Before 1989, ‘God’s Own Country’ just didn’t exist. The famed slogan that’s come to typify Kerala was channelised first by an adman named Walter Mendez, then creative director of Mudra, and that’s how the land that we all love successfully appropriated the evocative phrase—imagined way back in 1807, by the English writer Edward Dubois.
That brings us to the next question: what does Malabar mean? No, it’s not a toddy joint. It’s derived from the Tamil words malai vaaram or ‘hilly region’. Before you bristle at the mention of Tamil and not Malayalam, please bear in mind that Kerala or Keralam owes its origins to Cheralam, the land of the Cheras, who happen to be a Dravidian dynasty.
Let’s explore the Tamil-Malayalam angle further. For ease of remembrance, let’s refer to this twin-root as the ‘Chera touch’. Many town names in Kerala display this touch. Ernakulam flows from Iraiyankulam (Tamil for Lord Shiva’s tank). Kumarakom, now renowned for its resorts, is actually Kumaran agam. That’s again Tamil for ‘home of Lord Muruga’, a reference to an ancient temple there. Idukki, the second largest district of the state, comes from the Tamil idukku, which in turn cues a narrow gorge.
There’s also this theory that Palakkad is paalai kaadu (senthamizh for barren forest). And Kozhikode is supposed to have sprung from Kalli Kottai (Cactus Fort).
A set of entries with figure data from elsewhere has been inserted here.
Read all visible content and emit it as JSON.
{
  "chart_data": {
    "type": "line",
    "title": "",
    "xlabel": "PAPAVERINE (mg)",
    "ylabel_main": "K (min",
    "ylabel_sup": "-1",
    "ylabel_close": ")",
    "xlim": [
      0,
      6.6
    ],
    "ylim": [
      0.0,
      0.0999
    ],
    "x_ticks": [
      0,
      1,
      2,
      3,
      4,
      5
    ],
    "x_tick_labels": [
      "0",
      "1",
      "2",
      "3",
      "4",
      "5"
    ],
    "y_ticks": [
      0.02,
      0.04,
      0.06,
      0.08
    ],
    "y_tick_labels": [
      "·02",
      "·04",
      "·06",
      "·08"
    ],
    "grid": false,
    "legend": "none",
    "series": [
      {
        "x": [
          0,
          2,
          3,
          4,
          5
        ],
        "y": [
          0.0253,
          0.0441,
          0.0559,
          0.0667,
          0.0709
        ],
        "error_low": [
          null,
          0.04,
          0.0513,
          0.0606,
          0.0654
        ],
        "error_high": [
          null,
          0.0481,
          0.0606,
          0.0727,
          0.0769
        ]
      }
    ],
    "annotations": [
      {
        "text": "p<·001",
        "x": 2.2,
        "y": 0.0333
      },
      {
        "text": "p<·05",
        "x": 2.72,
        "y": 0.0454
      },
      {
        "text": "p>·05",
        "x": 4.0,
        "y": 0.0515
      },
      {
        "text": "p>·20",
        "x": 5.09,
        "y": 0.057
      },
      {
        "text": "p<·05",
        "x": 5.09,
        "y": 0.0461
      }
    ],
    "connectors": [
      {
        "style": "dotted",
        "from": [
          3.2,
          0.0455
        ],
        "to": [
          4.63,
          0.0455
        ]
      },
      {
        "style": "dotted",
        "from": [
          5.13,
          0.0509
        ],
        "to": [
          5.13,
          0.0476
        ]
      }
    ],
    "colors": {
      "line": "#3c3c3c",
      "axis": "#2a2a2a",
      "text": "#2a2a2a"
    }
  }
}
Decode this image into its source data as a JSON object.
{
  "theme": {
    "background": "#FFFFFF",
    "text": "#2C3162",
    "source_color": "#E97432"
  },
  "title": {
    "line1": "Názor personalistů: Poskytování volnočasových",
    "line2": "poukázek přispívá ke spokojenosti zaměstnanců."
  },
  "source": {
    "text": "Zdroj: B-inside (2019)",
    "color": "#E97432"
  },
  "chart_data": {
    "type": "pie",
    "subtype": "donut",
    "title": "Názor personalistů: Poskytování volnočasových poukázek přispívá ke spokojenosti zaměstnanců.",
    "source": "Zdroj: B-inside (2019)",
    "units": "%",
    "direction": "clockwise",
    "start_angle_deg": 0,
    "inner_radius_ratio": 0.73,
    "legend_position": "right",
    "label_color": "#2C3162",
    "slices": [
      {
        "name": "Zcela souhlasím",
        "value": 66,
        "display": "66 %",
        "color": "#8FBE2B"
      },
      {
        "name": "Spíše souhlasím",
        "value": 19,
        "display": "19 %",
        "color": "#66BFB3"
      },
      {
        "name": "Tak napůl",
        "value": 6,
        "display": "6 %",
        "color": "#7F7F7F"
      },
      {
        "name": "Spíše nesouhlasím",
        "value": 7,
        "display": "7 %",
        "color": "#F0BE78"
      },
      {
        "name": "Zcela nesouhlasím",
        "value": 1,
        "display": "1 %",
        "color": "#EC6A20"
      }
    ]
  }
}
Meenachil river (an ode to Madurai Meenakshi), Munnar (moonu aaru or confluence of three rivers), Wayanad (from vayal nadu) and Cannanore (Kannan ur) are more examples of the Tamilian nexus.
Lest you suspect me to be a Tamil supremacist, let’s allay your fears by sharing many pure play Malayalam town names. Cochin or Kochi is widely believed to have evolved from kochu azhi (meaning small lagoon). Alappuzha can be broken down into ala (deep/broad) and puzha (river). Likewise Thodupuzha (the setting of Drishyam) means ‘a town touching a river’.
Kollam can be traced to the Sanskrit side of Malayalam. Apparently in the olden days, it was a hilly terrain laden with Kaulam trees (Indian Long Pepper). Trivandrum and Trissur have a divine connect, though. Trivandrum is the anglicised form of Thiru Anantha Puram or Lord Anantha’s abode—an allusion to the gold-rich Padmanabha temple. Trissur’s source word is Tirusivaperur (Home of Lord Shiva).
Continuing on the divine trail, I think someday we’ll have towns named after movie gods—Mammooty and Mohanlal. In anticipation, I propose Mamootiur and Lalettanpuram. That will truly make it a God’s own country, don’t you think?